Zeus: The $50 trillion opportunity
Keeping the world's climate to the goals of the Paris Agreement by 2050 will cost trillions. Spending alone won't cut it.
(David Callaway is founder and Editor-in-Chief of Callaway Climate Insights. He is the former president of the World Editors Forum, Editor-in-Chief of USA Today and MarketWatch, and CEO of TheStreet Inc.)
SAN FRANCISCO (Callaway Climate Insights) — Morgan Stanley estimates the cost of halting global warming by 2050 at $50 trillion. Lombard Odier said spending will have to double to $5.5 trillion a year over the next 10 years and jump to $7.2 trillion a year after that, only to meet the outside goal of limiting the global average rise in temperature to 2°C. above pre-industrial levels.
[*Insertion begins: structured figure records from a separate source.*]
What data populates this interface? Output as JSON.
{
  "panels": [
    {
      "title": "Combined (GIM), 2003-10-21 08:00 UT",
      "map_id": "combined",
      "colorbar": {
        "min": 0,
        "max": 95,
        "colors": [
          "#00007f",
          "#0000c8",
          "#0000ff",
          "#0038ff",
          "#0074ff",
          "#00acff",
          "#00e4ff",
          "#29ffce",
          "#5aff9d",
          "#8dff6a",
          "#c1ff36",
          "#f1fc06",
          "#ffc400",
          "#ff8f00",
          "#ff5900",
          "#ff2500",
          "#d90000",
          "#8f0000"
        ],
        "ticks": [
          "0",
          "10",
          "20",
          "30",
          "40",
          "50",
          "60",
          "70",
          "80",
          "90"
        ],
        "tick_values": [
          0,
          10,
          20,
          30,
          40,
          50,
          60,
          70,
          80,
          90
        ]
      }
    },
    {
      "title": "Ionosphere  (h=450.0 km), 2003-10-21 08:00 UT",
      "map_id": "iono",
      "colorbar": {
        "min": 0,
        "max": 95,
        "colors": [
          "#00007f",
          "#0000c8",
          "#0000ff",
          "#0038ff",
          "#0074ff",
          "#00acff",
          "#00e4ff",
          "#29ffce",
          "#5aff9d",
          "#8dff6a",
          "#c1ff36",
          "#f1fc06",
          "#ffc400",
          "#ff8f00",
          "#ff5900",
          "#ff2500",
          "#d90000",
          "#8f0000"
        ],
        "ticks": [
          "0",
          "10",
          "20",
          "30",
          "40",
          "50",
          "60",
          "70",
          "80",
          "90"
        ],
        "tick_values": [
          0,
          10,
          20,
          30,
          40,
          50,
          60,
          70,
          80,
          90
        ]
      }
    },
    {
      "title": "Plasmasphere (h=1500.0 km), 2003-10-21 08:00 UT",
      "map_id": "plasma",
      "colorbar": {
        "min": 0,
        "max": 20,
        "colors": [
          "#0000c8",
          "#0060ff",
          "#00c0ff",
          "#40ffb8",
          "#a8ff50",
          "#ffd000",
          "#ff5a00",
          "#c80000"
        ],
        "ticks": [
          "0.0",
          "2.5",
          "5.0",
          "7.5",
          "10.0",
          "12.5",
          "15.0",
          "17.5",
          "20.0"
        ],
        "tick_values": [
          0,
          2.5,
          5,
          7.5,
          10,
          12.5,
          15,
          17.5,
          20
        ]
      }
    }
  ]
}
The World Bank estimates we need to spend up to $90 trillion on infrastructure alone by 2030. Goldman Sachs says $2 trillion a year on cleantech until 2030 is required. Against this backdrop, with massive numbers all over the place and economies heading the wrong direction thanks to Covid-19, it’s difficult to see the climate financing world in anything other than widespread panic come 2025.
But most people I speak to, investors, philanthropists, entrepreneurs, think it’s doable. That the type of material science, technical and biotechnical innovation has brought us so far in the past hundred years can take another exponential step in the coming decades to get us beyond where our current tools allow.
Of course, if they weren’t optimists they wouldn’t be in their line of work, much less successful. They’d be digging nuclear bunkers and stockpiling assault rifles, beer and toilet paper with the rest of us. Who’s more crazy?
Why is this column called Zeus? David Callaway explains here.
As Europe releases its hydrogen plan this week (Read Stephen Rae’s column), the impact on renewables and electric vehicles will be hotly debated. Most of these are on everybody’s list of priorities, with Morgan Stanley (MS) adding biofuels and carbon capture.
Little is mentioned of efficient electricity, however. Probably because it is on the saving side of the equation vs. the spending. Which is why I rang up Jonathan Maxwell in London to get his take on where we stand.
Maxwell, who I wrote about a few months ago, is a founder of Sustainable Development Capital Ltd., which runs the only publicly-traded income trust on the London Stock Exchange devoted to energy efficiency investments.
Since we last spoke, the company has raised 110 million pounds ($137.5 million) in a fourth capital placement for SDCL Energy Efficiency Income Trust Plc (SEEIT:UK) and has plans to use it on new efficiency investments in the U.S. and Europe.
Maxwell said the offering was almost twice oversubscribed and that the investors were an assortment of corporate pension funds, insurance companies and private wealth managers. Most from the UK, some from the U.S. But all of them share a desire for stable assets with a steady dividend. And more important, an ESG strategy.
“It’s probably on the top of their agenda,” Maxwell said.
Maxwell said he’s thrilled with Europe’s Green Deal because it relies heavily on investing in energy efficient buildings, such as hospitals or airports. He estimates 75% of Europe’s buildings are energy inefficient, meaning they are wasting up to 40% of the energy pumped into them. By making them more efficient, they can save waste and reduce energy costs.
“Europe now admits that we can’t fix this (climate emergency) on just the supply side. We must cut the demand side, too, and that’s energy efficiency,” he said.
Maxwell said he has picked investments for the new money but is always looking around. One area he likes is the coolant area, and he told us in May he expects more than a billion air conditioners to be sold in the next five years around the world. Given how hot it is this summer around the world, it seems a working assumption.
The important part, though, is not the money spent, or the time deadlines met. It’s whether the investments, and savings, can compound into a financial effort that collectively moves the temperature gauge. If we count on just spending, even investing, we’ll fall woefully short. There has to be a strong element of cost reduction in the mix to make it work, and given our energy demands, that can only come from more efficient ways to produce and use.
One of the reasons these people, like Maxwell, are optimists is that they’ve seen the ground shift recently in how investors and governments — well, some — are trying to turn the horrors of the pandemic into a positive for the environment. In times of great chaos, great change can emerge. It’s a tall order, and like the numbers above, seemingly impossible.
But less impossible than it was in January.